Viterbo – (g.f.) – Al passaggio a livello spegnere il motore dell’auto. Quando le sbarre sono abbassate, ovviamente. Dovrebbe essere una buona abitudine, oltre che un obbligo dettato dal codice della strada. Non in molto, però, adempiono e così Valter Rinaldo Merli (Lega) ha portato in terza commissione la proposta d’apporre cartelli in cui si ricorda l’obbligo.
Tanto per cominciare, a piazzale Gramsci e a Bagnaia, due punti nevralgici del traffico cittadino.
“Molti hanno la cattiva abitudine di lasciare acceso il motore – spiega Merli – eppure farlo durante la sosta è punibile con una sanzione da 216 a 432 euro. Spesso si creano lunghe file e coi gas di scarico si contribuisce a incrementare l’inquinamento”.
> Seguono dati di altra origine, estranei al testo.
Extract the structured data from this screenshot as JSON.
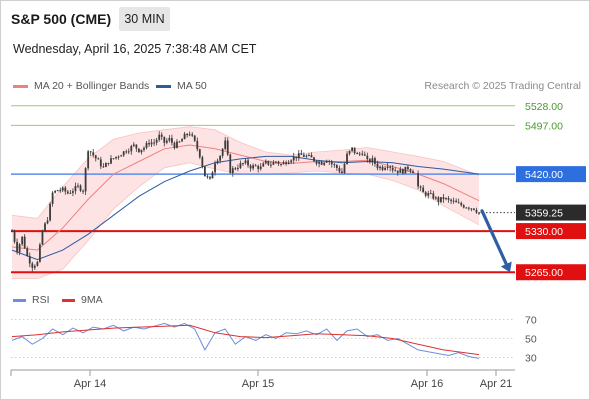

Sull’idea sono tutti d’accordo, ma non mancano occasioni per discutere. Giacomo Barelli (Forza civica) si chiede come mai Merli esponga la mozione in una commissione di cui non fa parte. È stato invitato, precisa il presidente della terza Paolo Muroni (FI). E ospite ma non ci sono cortesie per lui.
Barelli interviene e fa scattare la reazione di Merli, ma anche Patrizia Notaristefano (Viterbo 2020) ha qualcosa da eccepire. Condivide il merito ma apporre due cartelli non è materia di mozione o d’indirizzo politico. Alvaro Ricci (Pd) approva. Ed è ingorgo.
“Proposta apprezzabile – osserva Ricci – ma bastava un’interrogazione. Non serve impegnare commissione e consiglio, mi pare eccessivo. Oltretutto un consigliere di maggioranza ha tutti gli strumenti per sollecitare assessori della giunta, bastava una telefonata alla polizia locale”.
Ormai la proposta c’è: “Se mi arrivano – fa notare Muroni – io le inserisco all’ordine del giorno. Condivido quanto detto, ma ora è in elenco, discutiamone”. Così è. Approvato coi voti della maggioranza e con un proponente un po’ contrariato.